To be clear, not all conflict is good. This morning, police closed the streets outside of my office, searching for a suspicious package. Discord and fear characterize our national dialogue. Last weekend, shootings in Pittsburgh and Louisville rattled the country after a terrorist unsuccessfully mailed bombs to several prominent figures. This is just in the United States over the course of one week. Consider the Syrian Civil War, violence against the Rohingya in Myanmar, and the persecution of the Yazidis by ISIS.
It’s tempting to feel overwhelmed and powerless in the face of such strife, particularly because the reasons for violence are many and the root causes deep. Some of the violence stems from people buying into myths and conspiracies about people they don’t understand. Some emerges from a sense of threat to a way of life. Often, violence comes from the belief that there’s not enough to go around and there’s no way to ensure our safety and well-being besides eliminating the competition.
When we’re in need, it can be tempting to view others as means to an end, instead of people worth protecting. We can’t buy peace. But we can help make people feel more secure and ready to engage in peacebuilding by meeting their nutritional, medical, economic, and even spiritual needs. To this end, Food for the Hungry (FH) is working with communities to see all forms of poverty ended worldwide. But meeting need alone won’t build peace.
We also need to understand and recognize the inherent dignity and value of man that comes from God, and is central to his eternal mission of bringing shalom. Genesis 1:27 tells us: “God created man in his own image, in the image of God he created him; male and female he created them.” As FH’s God’s Story says, “this is the foundation of the intrinsic value of every life irrespective of sex, race, age, abilities, or social condition. Every person on Earth is precious and uniquely created and loved by God.”
In 1948, the United Nations General Assembly echoed this truth, by adopting the Universal Declaration of Human Rights, proclaiming “recognition of the inherent dignity and of the equal and inalienable rights of all members of the human family.” Disagreement can turn violent when we dehumanize the other and think of them as less than us. To build a culture of peace, we need to see each other not as competition, but as made in the image of God, with inherent dignity and value equal to our own.
Development and dignity are key to achieving positive peace, but we still need to dig in deeper to build a peaceful culture. One critical component of building a culture of peace is open dialogue. If you’ve ever had to confront someone over a slight or a sin, you know the fear and apprehension this can lead to. It requires both sides to be willing to share their hurt and vulnerability, and to be willing to ask for and receive forgiveness.
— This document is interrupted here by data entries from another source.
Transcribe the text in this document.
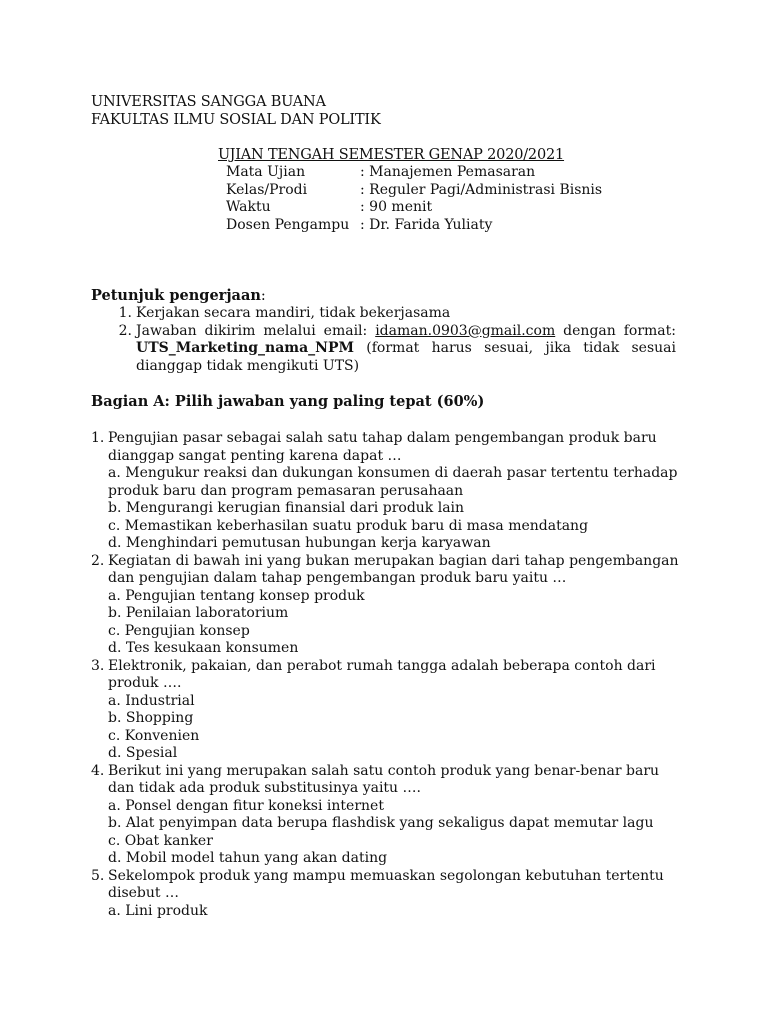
UNIVERSITAS SANGGA BUANA
FAKULTAS ILMU SOSIAL DAN POLITIK
UJIAN TENGAH SEMESTER GENAP 2020/2021
Mata Ujian	: Manajemen Pemasaran
Kelas/Prodi	: Reguler Pagi/Administrasi Bisnis
Waktu	: 90 menit
Dosen Pengampu : Dr. Farida Yuliaty
Petunjuk pengerjaan:
1. Kerjakan secara mandiri, tidak bekerjasama
2. Jawaban dikirim melalui email: idaman.0903@gmail.com dengan format: UTS_Marketing_nama_NPM (format harus sesuai, jika tidak sesuai dianggap tidak mengikuti UTS)
Bagian A: Pilih jawaban yang paling tepat (60%)
1. Pengujian pasar sebagai salah satu tahap dalam pengembangan produk baru dianggap sangat penting karena dapat …
a. Mengukur reaksi dan dukungan konsumen di daerah pasar tertentu terhadap produk baru dan program pemasaran perusahaan
b. Mengurangi kerugian finansial dari produk lain
c. Memastikan keberhasilan suatu produk baru di masa mendatang
d. Menghindari pemutusan hubungan kerja karyawan
2. Kegiatan di bawah ini yang bukan merupakan bagian dari tahap pengembangan dan pengujian dalam tahap pengembangan produk baru yaitu …
a. Pengujian tentang konsep produk
b. Penilaian laboratorium
c. Pengujian konsep
d. Tes kesukaan konsumen
3. Elektronik, pakaian, dan perabot rumah tangga adalah beberapa contoh dari produk ….
a. Industrial
b. Shopping
c. Konvenien
d. Spesial
4. Berikut ini yang merupakan salah satu contoh produk yang benar-benar baru dan tidak ada produk substitusinya yaitu ….
a. Ponsel dengan fitur koneksi internet
b. Alat penyimpan data berupa flashdisk yang sekaligus dapat memutar lagu
c. Obat kanker
d. Mobil model tahun yang akan dating
5. Sekelompok produk yang mampu memuaskan segolongan kebutuhan tertentu disebut …
a. Lini produk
Open dialogue involves discussing past pain, and it involves sharing your hopes for the future. It’s a messy, ongoing process. It requires community buy-in so grievances can be expressed and heard. A willingness to listen can build a powerful bond, even before all the root causes of a conflict are addressed. Listening can also help expose common concerns and find new solutions. Through dialogue done well, groups can craft a sense of togetherness that transforms entire communities.
It can be easy to keep pain private. It’s much harder to build peace by meeting needs, establishing respect, and sharing our hurt. To be a peacebuilder means embracing that challenge —and it means doing it in our offices, homes, and communities. In this hurting world, may we all devote ourselves to the hard work of peacebuilding.